The results of my survey show that most gay men believe that other gay men are predominantly looking to just hook up. This means let’s skip dinner, skip texting,  skip “where did you go to high school?” and “what do you like to do for fun?” and head straight to the bedroom for [insert graphic sexual term here]. It is universally known that all men think about sex almost on a constant basis- gay or straight. Final answer. However in a guy-girl relationship, the man is typically the aggressor, the one who pushes physical boundaries. The gal is the one to wear the “don’t touch me there” sign until a couple dates have passed. Adding two aggressors into the dating equation is bound to make finding a meaningful relationship more challenging since the physical part moves so quickly. Since I just assumed that gay men are looking for a relationship, this brings us to our next survey question.

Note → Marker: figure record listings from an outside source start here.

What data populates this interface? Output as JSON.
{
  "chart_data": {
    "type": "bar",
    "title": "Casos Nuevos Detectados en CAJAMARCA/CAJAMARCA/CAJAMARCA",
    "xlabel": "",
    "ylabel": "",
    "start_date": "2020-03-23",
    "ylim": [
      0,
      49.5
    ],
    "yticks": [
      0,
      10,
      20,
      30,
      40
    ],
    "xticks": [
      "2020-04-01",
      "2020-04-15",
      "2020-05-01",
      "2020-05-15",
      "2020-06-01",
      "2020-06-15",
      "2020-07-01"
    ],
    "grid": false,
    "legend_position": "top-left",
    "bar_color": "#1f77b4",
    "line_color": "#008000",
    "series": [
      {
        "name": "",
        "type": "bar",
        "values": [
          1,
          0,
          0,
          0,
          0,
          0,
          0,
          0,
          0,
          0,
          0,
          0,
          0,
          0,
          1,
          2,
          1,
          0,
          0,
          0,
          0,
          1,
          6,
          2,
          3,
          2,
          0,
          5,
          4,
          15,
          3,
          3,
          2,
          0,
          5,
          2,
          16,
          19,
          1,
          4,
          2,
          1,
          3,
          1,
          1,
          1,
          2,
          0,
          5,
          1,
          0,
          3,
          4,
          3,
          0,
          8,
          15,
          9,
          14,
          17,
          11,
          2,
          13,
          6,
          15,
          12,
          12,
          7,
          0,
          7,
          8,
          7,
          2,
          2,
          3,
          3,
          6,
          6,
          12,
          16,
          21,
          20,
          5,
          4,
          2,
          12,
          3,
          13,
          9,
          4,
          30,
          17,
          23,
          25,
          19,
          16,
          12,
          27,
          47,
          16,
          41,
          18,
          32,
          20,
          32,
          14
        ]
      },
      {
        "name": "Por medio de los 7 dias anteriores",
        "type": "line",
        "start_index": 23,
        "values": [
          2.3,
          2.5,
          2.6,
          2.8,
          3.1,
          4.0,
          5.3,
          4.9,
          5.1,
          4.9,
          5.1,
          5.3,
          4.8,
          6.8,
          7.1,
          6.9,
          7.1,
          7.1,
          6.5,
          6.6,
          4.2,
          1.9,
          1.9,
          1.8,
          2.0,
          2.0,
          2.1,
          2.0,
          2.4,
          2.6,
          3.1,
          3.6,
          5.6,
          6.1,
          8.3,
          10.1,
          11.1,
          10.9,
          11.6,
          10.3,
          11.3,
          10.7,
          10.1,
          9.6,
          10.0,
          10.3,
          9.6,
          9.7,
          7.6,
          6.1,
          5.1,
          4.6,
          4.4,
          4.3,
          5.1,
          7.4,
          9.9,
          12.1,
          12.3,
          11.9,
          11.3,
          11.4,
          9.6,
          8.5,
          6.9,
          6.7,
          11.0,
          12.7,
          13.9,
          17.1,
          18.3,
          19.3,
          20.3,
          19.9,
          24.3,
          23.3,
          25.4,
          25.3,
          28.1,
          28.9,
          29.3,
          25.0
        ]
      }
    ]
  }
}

According to these results, most gay men claim to not be looking for anything and just want to have fun with their friends. Aw how sweet. However, the problem I have with multiple choice questions is that the results make me curious as to the reasoning behind the answers. Do most gay men not expect that they could find a lasting relationship? Are they afraid to admit that they just want to hook up or that they just want some male attention? If the results of the first question are true, then 1. more gay men must be looking to just hook up then they actually would admit or 2. gay men are misinterpreting the intentions of other gay men.

With my third question I wanted to get to the heart of why gay dating, especially among my close friends, seems so difficult.

I wish I could take credit for the last choice in this question, but this was actually a point raised by one of the respondents. He claims that gay relationships try too hard to fit into the roles and rules/expectations that straight couples create and follow. For example, the anonymous respondent brought up the idea of marriage. American society values the “sanctity of marriage” and divorce is never seen as honorable and is rather taboo. Therefore many straight couples remain in a committed relationship despite being unhappy in order to be socially accepted. The idea was raised that since gay couples are fighting societal norms on a daily basis, they also chose to go against societal marriage values as well. While a straight couple would stay in a relationship and “make it work”, a gay couple accepts that you may not be just one person your whole life and would prefer to be with different people and happy then with one person and unhappy. (I get the feeling that this post is going to be very controversial). Soooo, are gay relationships not meat to last forever? Are any? Another respondent commented that, “It is all about being honest and not following other people’s rules.” I will vote for that.

Another respondent claimed that “a gay relationship can only last for a long period of time if it is an open-relationship.” Opinions?

One of the last groups I questioned had this to say, “Straight people never have to ask themselves who they are in the same way the homosexuals do.” These respondents felt that because gay men have to make a conscious decision at some point in their life to live an alternative lifestyle that is not universally accepted by society, they are then more willing to be authentic in a relationship and do not conform to “relationship roles” or place high importance on following traditional dating rules.

What did we learn from this post? I learned that there is a lot to learn! Dating (gay or straight) is complicated. Secondly, we could all be surprised how much we can learn from each other if we listen with an open mind and a heart of compassion. What did I learn specifically from my research? Well, I’m too tired from writing this post so I hope you will tell me!